Questi segnali di disfunzione vengono chiamati segnali nocicettivi ed evidenziano un disturbo che può essere nocivo anche se non necessariamente dolorosa. Quindi, ovunque esiste una disfunzione, sono presenti dei segnali nervosi che partono da questa precisa zona e vanno ad informare i centri alla base del cervello. Contemporaneamente questi segnali vanno anche a informare una precisa zona midollare chiamata metamero midollare. Dunque se vi è un input non corretto, un’informazione alterata dalla disfunzione, ci sarà obbligatoriamente un output relativo non corretto. Per tanto, i segnali in uscita possono essere alterati tanto da creare alterazioni visibili sulla pelle in zone determinate zone. Proprio su queste zone cutanee agisce la neuromodulazione. Il neuromodulatore è un apparecchio elettromedicale in grado di valutare la capacità della cute di essere attraversata dalla corrente. I neuromodulatori sono tarati in modo che dopo aver rilevato le zone in cui c’è un’alterazione impedenziometrica, i.e. alterazione della composizione corporea; e, proprio quelle saranno le zone in cui verrà erogata la terapia.

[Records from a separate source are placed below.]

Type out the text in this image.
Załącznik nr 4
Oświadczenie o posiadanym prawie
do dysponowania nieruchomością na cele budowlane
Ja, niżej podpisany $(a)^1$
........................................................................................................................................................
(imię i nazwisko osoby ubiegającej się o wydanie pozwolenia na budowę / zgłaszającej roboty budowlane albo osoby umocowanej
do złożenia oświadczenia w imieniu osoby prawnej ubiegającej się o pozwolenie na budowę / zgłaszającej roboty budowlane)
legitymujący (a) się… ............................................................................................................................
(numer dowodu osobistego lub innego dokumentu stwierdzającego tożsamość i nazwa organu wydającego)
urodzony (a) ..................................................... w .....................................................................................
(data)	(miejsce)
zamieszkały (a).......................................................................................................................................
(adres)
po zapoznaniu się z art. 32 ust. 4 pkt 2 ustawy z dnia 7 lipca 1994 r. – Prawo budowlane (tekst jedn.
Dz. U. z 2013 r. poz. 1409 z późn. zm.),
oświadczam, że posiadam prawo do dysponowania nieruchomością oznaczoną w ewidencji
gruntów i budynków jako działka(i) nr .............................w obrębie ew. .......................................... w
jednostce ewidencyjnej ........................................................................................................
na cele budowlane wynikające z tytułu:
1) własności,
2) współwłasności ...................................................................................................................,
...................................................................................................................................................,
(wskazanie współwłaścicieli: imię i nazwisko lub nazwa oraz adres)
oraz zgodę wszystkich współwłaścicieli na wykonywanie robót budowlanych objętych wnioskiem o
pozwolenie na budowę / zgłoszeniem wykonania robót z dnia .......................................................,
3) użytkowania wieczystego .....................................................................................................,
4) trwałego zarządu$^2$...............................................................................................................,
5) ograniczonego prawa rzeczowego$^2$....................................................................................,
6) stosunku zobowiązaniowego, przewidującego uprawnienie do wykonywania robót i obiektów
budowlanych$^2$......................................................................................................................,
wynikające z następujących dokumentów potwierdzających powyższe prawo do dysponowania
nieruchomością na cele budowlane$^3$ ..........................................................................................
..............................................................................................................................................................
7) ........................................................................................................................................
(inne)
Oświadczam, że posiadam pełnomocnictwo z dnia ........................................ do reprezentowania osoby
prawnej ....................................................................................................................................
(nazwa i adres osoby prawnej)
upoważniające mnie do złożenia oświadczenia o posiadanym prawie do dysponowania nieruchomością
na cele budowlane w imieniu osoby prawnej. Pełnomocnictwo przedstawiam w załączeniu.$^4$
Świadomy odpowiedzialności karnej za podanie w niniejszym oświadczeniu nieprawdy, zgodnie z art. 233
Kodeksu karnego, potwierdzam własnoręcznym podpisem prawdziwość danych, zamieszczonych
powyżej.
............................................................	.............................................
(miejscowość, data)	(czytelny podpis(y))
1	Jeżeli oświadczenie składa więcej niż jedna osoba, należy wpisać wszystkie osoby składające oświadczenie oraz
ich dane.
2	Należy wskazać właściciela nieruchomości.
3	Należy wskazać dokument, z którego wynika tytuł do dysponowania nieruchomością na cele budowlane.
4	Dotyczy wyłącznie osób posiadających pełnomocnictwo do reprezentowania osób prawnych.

Come funziona il neuromodulatore?

Il neuromodulatore ha lo scopo di ripristinare un livello elettrofisiologico normale, che abbia dei valori che permettano il passaggio di corrente normale, agendo esattamente al contrario di come il trauma ha creato questo circolo vizioso. Il neuromodulatore informa il sistema nervoso attraverso la pelle che la situazione nel punto trattato sta cambiando e che si sta aggiustando, un principio anche utilizzato nella riflessologia. Da questo momento il metamero midollare invierà reazioni riflesse di riprogrammazione neurogena che vanno ad agire sulla disfunzione. Adesso arriva la parte più interessante: dal sistema nervoso non escono solo nervi che vanno alla cute o ai muscoli, ma escono segnali che vanno a tutto il sistema connettivale, tendini, legamenti, arterie, vene, capillari e che quindi vanno a nutrire, non solo la zona trattata ma anche gli organi viscerali. Dunque, sulla cute esiste una mappatura di zone di impedenza alterata che sono il riflesso della situazione di salute di una persona e grazie alla neuromodulazione si può agire su tutto il corpo.

Il trattamento di neuromodulazione

La neuromodulazione è semplice ed efficace, occorre solo la competenza dell’operatore di identificare correttamente le terminazioni nervose coinvolte e concentrarsi sui punti giusti. La specificità della neuromodulazione è veloce. Un trattamento sul dolore usualmente non dura più di 15 minuti. Il trattamento è associabile a qualsiasi tecnica kinesiterapica.

L’efficacia della neuromodulazione

Quando la neuromodulazione viene fatta a regola d’arte si ha un miglioramento immediato minimo dal 20% al 40% della sintomatologia. Nelle ore successive al trattamento vi è un progressivo miglioramento. La nueromodulazione non sempre richiede sedute quotidiane ma, a seconda dei casi, possono essere necessario un trattamento da due sedute a settimana fino a una seduta ogni 15 giorni.